İtalya’nın genç kralı l.Umberto’nun sarayında Kraliçe Margherita ile birlikte kutlamalar yapılıyordu. Masa, envai çeşit yiyecek ve içecekle donatılmıştı. Oysa Kraliçe pizza yemek istiyordu. Sarayın tadımcıları şehirdeki en iyi pizzacıyı bulmak üzere yola düştü. Raffaele’yi bulup, onu saraya getirdiler. Raffaele, üç çeşit pizza pişirdi. Bir tanesini ançüezle, diğerini zeytinyağı ve peynirle, sonuncusunu da üç renk diye isimlendirdiği domates, mozarella ve fesleğenle süsledi. Kraliçe sonuncuyu çok beğendi. Rivayete göre kraliçeyle Raffaele karşılaşmış ve kraliçe, pizzacıya bu pizzanın adını sormuş. Heyecandan hatırlayamayan Raffaele, “Sizin onurunuza Margherita adını verdim” demiş. Pizza kraliçenin en sevdiği pizza olarak mönülere bu isimle girmiş. Sade ama kuvvetli bir tat olan margherita onca çeşide rağmen pizza mönülerinin başında yer almaya devam ediyor. Bu üç malzemenin renkleri İtalya’nın çeşitli etnik kökenlerinin birleşimiyle oluşan İtalyan bayrağının aldığı renklerin aynısı oldu.
Fondü
Fondü’nün sahibinin Fransızlar mı İsviçreliler mi olduğu hakkında tartışmalar var. Ancak İsviçre fondü’yü sahiplenip üzerine büyük bir endüstri kurmuş durumda. Bu büyük endüstrinin çıkışıysa aslen yokluk içinde kışa erzak olarak yapılan sertleşmiş ekmek ve peynirleri bir şekilde yemek için yöntemler aramaya dayanıyor.

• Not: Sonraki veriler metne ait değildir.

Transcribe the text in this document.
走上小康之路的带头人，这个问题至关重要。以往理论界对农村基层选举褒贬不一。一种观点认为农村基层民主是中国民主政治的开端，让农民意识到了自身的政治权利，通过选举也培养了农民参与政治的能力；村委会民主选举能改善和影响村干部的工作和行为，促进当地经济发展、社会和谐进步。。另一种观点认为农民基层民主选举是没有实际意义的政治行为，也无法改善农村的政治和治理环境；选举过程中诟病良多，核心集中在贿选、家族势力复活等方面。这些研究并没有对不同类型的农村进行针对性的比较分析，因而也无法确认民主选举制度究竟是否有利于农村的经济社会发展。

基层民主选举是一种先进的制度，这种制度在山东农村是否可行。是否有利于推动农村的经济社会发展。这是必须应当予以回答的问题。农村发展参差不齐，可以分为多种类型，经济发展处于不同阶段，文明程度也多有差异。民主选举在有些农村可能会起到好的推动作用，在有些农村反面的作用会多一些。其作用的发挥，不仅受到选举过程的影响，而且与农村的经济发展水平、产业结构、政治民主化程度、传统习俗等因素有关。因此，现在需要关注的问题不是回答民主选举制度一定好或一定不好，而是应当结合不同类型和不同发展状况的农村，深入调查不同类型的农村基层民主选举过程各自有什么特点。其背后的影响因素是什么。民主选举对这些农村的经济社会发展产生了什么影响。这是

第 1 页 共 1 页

Peyniri, şarap, sarmısak ve bazı baharatlarla ısıtarak erittikten sonra, bu karışımın içine bayatlamış ve sertleşmiş ekmeği daldırıp yumuşatarak yenen bir yöresel yemek haline gelmiş. Hatta fondü kelimesi etimolojik olarak Fransızların erimek manasına gelen ‘fondre’ kelimesinden türemiş. Sonrasında çeşitlilik kazanıp et, tavuk fondü hatta neredeyse hepimizin gönlünü kazanmış çikolata fondü olarak iyice yaygınlaştı.